Mirko D'Amico (Automontorfano), "A Service Day per guardare a domani"
Mirko D'Amico (Automontorfano), "A Service Day per guardare a domani"

Mirko D’Amico (Automontorfano), “A Service Day per guardare a domani”

16/01/2024

Testa bassa e lavorare. Ma anche saper cogliere le occasioni che si presentano per dare uno sguardo al mondo che verrà. Con questo spirito Mirko D’Amico, socio titolare insieme al padre Ignazio di Automontorfano, è salito sul pullman DOC direzione Service Day.

Gliene ha parlato il suo promoter?
Sì, Salvatore Alfinito, è stato bravo a coinvolgermi. Eravamo in pieno cambio gomme, un periodo complicato visto che in officina siamo solo io e mio padre, ma alla fine sono andato. Ho fatto un giro con il gruppo di autoriparatori DOC, visitando lo stand di Volkswagen, quello di Bosch…, e poi ho seguito due workshop.

Interessanti?
Ho apprezzato l’intervento di Max Gandin sul check up dell’officina che parte dal posizionamento, e quello dei relatori del convegno sul valore aggiunto dei ricambi originali nel business di noi autoriparatori. Non è stato un sabato sprecato.

Che cosa dobbiamo sapere di Automontorfano?
Prende il nome dal paese dove mio padre l’ha aperta insieme a un socio, a cui sono subentrato nel 2017. Ho 35 anni e, anche se ho fatto il professionale con l’obiettivo di diventare meccanico, prima di venire qui ho lavorato dieci anni in Clerici Auto. Papà è in pensione ma continua, quella di restare solo noi due è una scelta: perché il posto è piccolo, abbiamo ‘solo’ tre ponti, e perché i costi aumenterebbero. Stringiamo i denti e andiamo avanti noi, abbiamo appuntamenti a una settimana.
I nostri clienti sono del paese e dei comuni limitrofi, vengono in Automontorfano perché si trovano bene, cerchiamo di fare un lavoro ben fatto e di accontentarli.

Meccanica pura?
Principalmente facciamo attività di meccanica, servizio gomme (per i nostri clienti e per chi ancora non lo è, sempre sperando di acquisirne di nuovi), elettrauto di base, mentre per le revisioni ci appoggiamo a un centro.
 Ripariamo multimarca, dai 5 ai 10 ingressi al giorno, soprattutto vetture e qualche veicolo commerciale. Entra il circolante, dall’utilitaria all’alto di gamma, da Renault a Mercedes… Poi, sapendo che ho lavorato in Clerici Auto, Land Rover me ne portano parecchie.

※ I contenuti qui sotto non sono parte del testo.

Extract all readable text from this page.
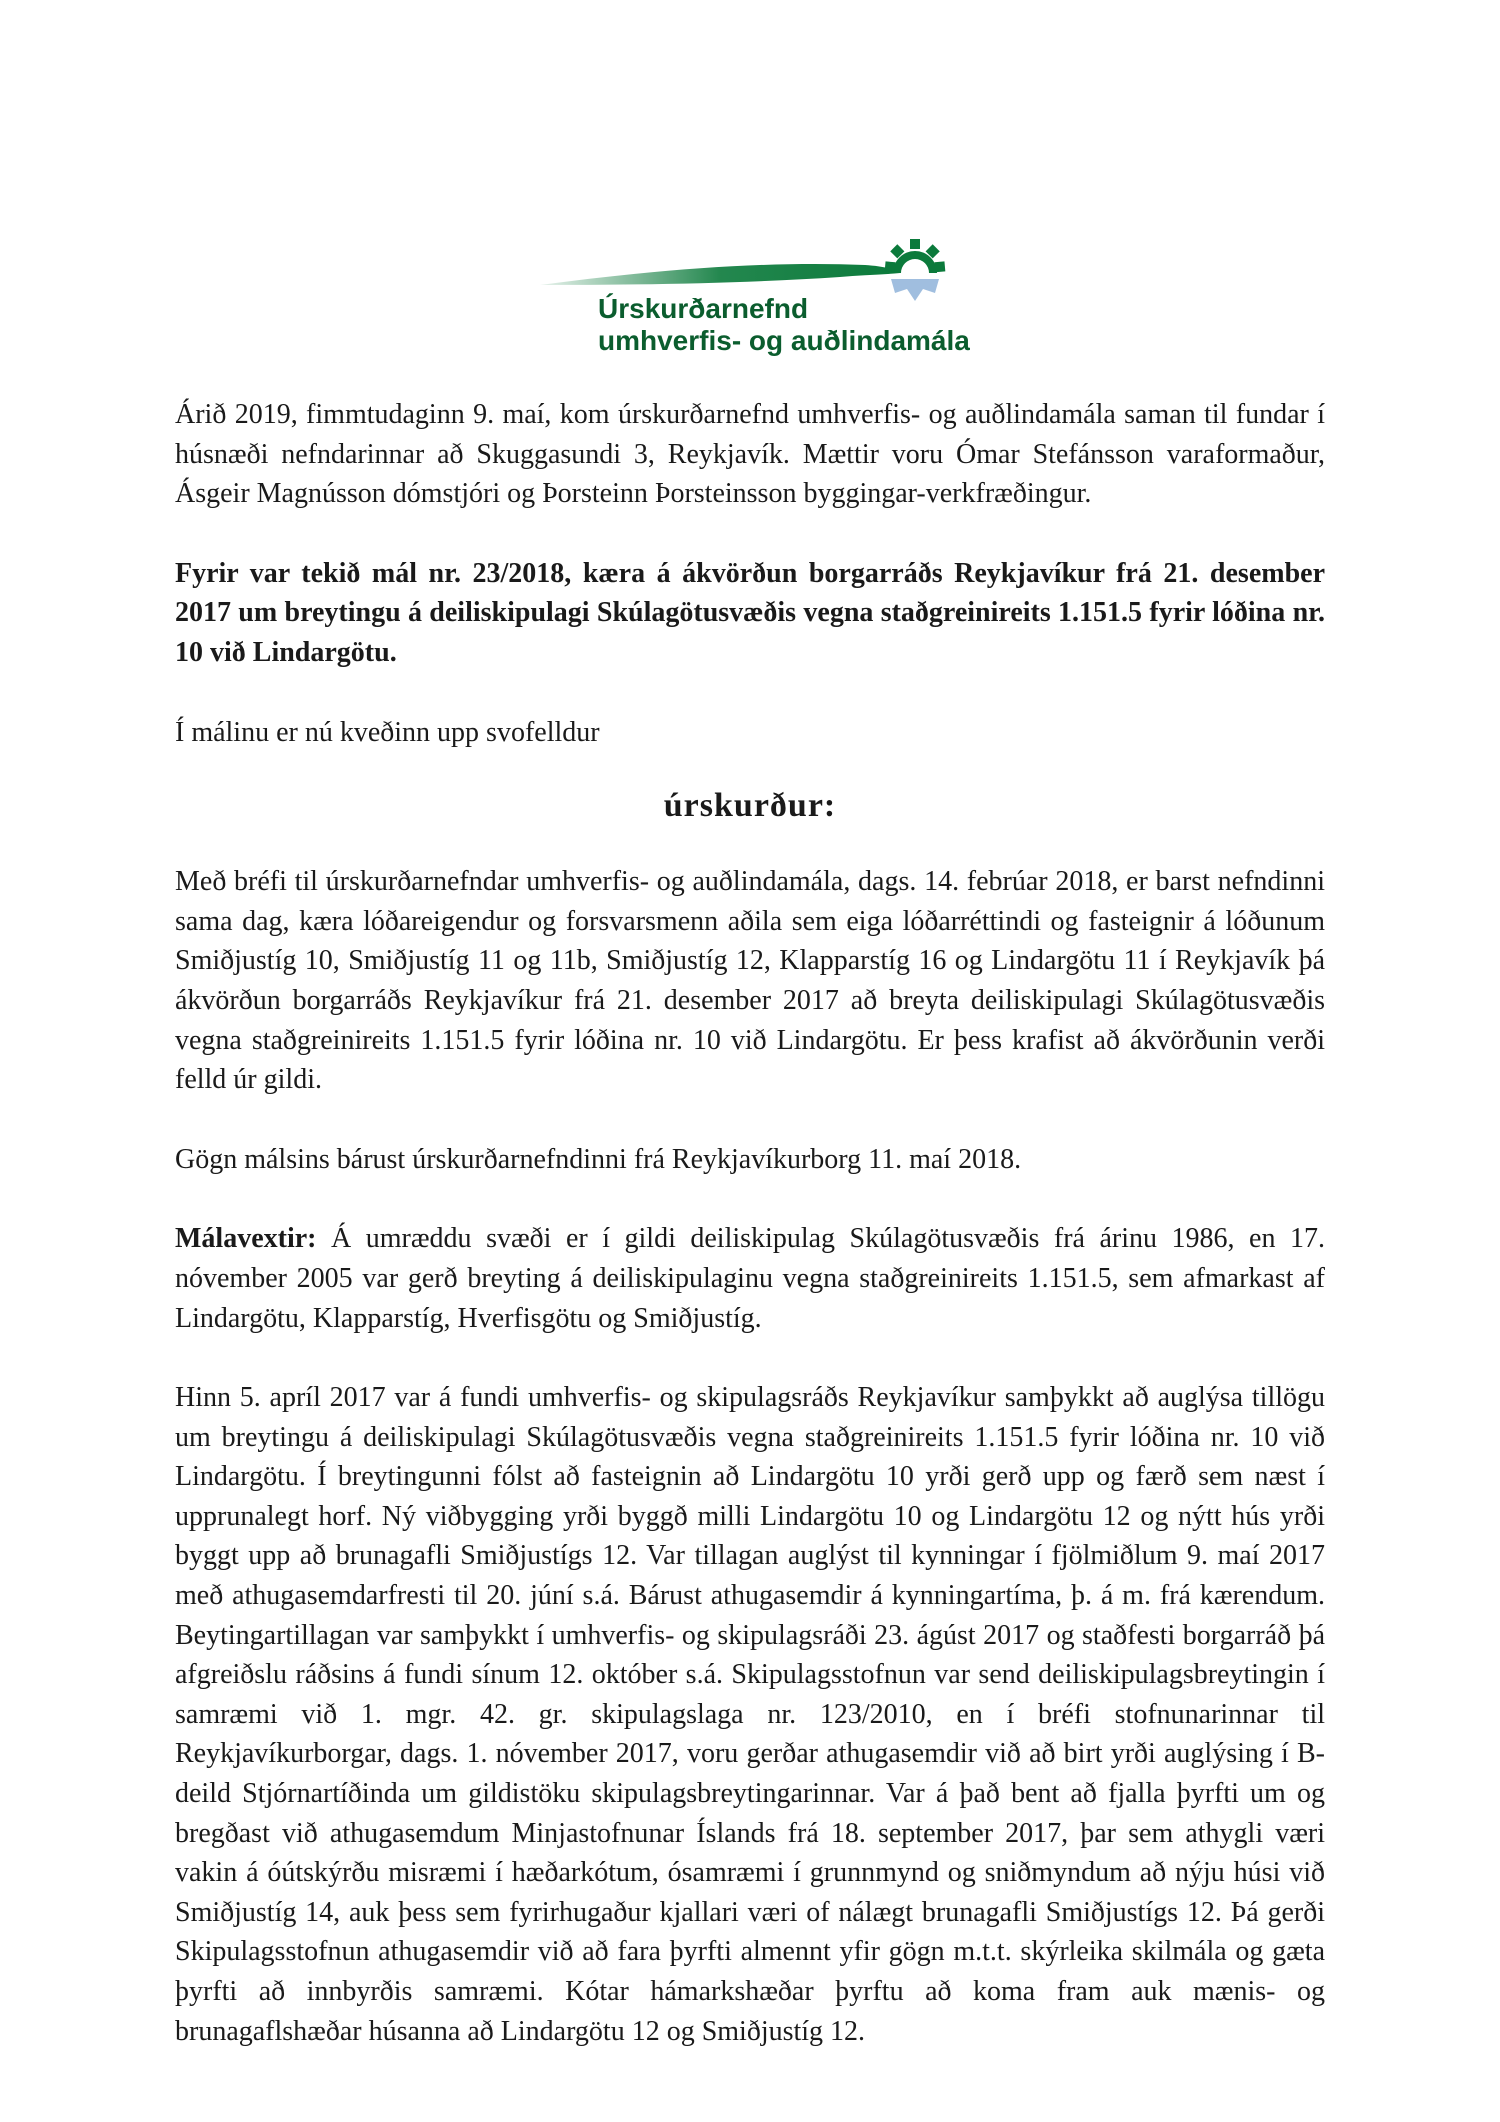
Úrskurðarnefnd
umhverfis- og auðlindamála

Árið 2019, fimmtudaginn 9. maí, kom úrskurðarnefnd umhverfis- og auðlindamála saman til fundar í húsnæði nefndarinnar að Skuggasundi 3, Reykjavík. Mættir voru Ómar Stefánsson varaformaður, Ásgeir Magnússon dómstjóri og Þorsteinn Þorsteinsson byggingar-verkfræðingur.

Fyrir var tekið mál nr. 23/2018, kæra á ákvörðun borgarráðs Reykjavíkur frá 21. desember 2017 um breytingu á deiliskipulagi Skúlagötusvæðis vegna staðgreinireits 1.151.5 fyrir lóðina nr. 10 við Lindargötu.

Í málinu er nú kveðinn upp svofelldur

úrskurður:

Með bréfi til úrskurðarnefndar umhverfis- og auðlindamála, dags. 14. febrúar 2018, er barst nefndinni sama dag, kæra lóðareigendur og forsvarsmenn aðila sem eiga lóðarréttindi og fasteignir á lóðunum Smiðjustíg 10, Smiðjustíg 11 og 11b, Smiðjustíg 12, Klapparstíg 16 og Lindargötu 11 í Reykjavík þá ákvörðun borgarráðs Reykjavíkur frá 21. desember 2017 að breyta deiliskipulagi Skúlagötusvæðis vegna staðgreinireits 1.151.5 fyrir lóðina nr. 10 við Lindargötu. Er þess krafist að ákvörðunin verði felld úr gildi.

Gögn málsins bárust úrskurðarnefndinni frá Reykjavíkurborg 11. maí 2018.

Málavextir: Á umræddu svæði er í gildi deiliskipulag Skúlagötusvæðis frá árinu 1986, en 17. nóvember 2005 var gerð breyting á deiliskipulaginu vegna staðgreinireits 1.151.5, sem afmarkast af Lindargötu, Klapparstíg, Hverfisgötu og Smiðjustíg.

Hinn 5. apríl 2017 var á fundi umhverfis- og skipulagsráðs Reykjavíkur samþykkt að auglýsa tillögu um breytingu á deiliskipulagi Skúlagötusvæðis vegna staðgreinireits 1.151.5 fyrir lóðina nr. 10 við Lindargötu. Í breytingunni fólst að fasteignin að Lindargötu 10 yrði gerð upp og færð sem næst í upprunalegt horf. Ný viðbygging yrði byggð milli Lindargötu 10 og Lindargötu 12 og nýtt hús yrði byggt upp að brunagafli Smiðjustígs 12. Var tillagan auglýst til kynningar í fjölmiðlum 9. maí 2017 með athugasemdarfresti til 20. júní s.á. Bárust athugasemdir á kynningartíma, þ. á m. frá kærendum. Beytingartillagan var samþykkt í umhverfis- og skipulagsráði 23. ágúst 2017 og staðfesti borgarráð þá afgreiðslu ráðsins á fundi sínum 12. október s.á. Skipulagsstofnun var send deiliskipulagsbreytingin í samræmi við 1. mgr. 42. gr. skipulagslaga nr. 123/2010, en í bréfi stofnunarinnar til Reykjavíkurborgar, dags. 1. nóvember 2017, voru gerðar athugasemdir við að birt yrði auglýsing í B-deild Stjórnartíðinda um gildistöku skipulagsbreytingarinnar. Var á það bent að fjalla þyrfti um og bregðast við athugasemdum Minjastofnunar Íslands frá 18. september 2017, þar sem athygli væri vakin á óútskýrðu misræmi í hæðarkótum, ósamræmi í grunnmynd og sniðmyndum að nýju húsi við Smiðjustíg 14, auk þess sem fyrirhugaður kjallari væri of nálægt brunagafli Smiðjustígs 12. Þá gerði Skipulagsstofnun athugasemdir við að fara þyrfti almennt yfir gögn m.t.t. skýrleika skilmála og gæta þyrfti að innbyrðis samræmi. Kótar hámarkshæðar þyrftu að koma fram auk mænis- og brunagaflshæðar húsanna að Lindargötu 12 og Smiðjustíg 12.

L’elettrico comincia a vedersi?
Siamo abilitati Pes-Pav, per ora però abbiamo fatto solo cambi gomme. Ci stiamo preparando, ma non le nascondo che per un’officina piccola come la nostra l’idea del cambiamento un po’ spaventa. Non sarà comunque un cambiamento che avverrà a breve, chi guida elettrico tende a rivolgersi alla concessionaria.

Com’è partito il 2024?
Come si è chiuso il 2023, molto bene.

Siete clienti DOC da qualche anno. L’originale è di casa in Automontorfano?
Ci sono ricambi per i quali l’alternativa nemmeno si pone: originali sempre, soprattutto per l’affidabilità. Per altri, i filtri per esempio, dipende dalla richiesta del cliente.
Con DOC lavoriamo bene: per il servizio di consegna due volte al giorno, mattina e sera, che è una comodità, e perché con la App ordinare i ricambi è velocissimo. Prima dovevi stare al telefono e passavano delle mezzore, adesso è il magazziniere che se ha bisogno di chiarimenti mi chiama. Tranne qualche eccezione, sono veloci anche i magazzinieri.

Se ha bisogno di assistenza le concessionarie rispondono?
Comprando originale ho sempre trovato disponibilità. Se chiamo è perché devo portare la macchina per terminare una riparazione, prendo l’appuntamento e vado.

Le capitano clienti con il ricambio acquistato in autonomia?
Purtroppo sì, arrivano con il bagagliaio già pieno. Molto educatamente faccio l’esempio del ristorante dove non ti presenti con la bistecca, faccio capire che non è il caso e li liquido. Anche perché come puoi dare la garanzia su qualcosa di cui non conosci la provenienza?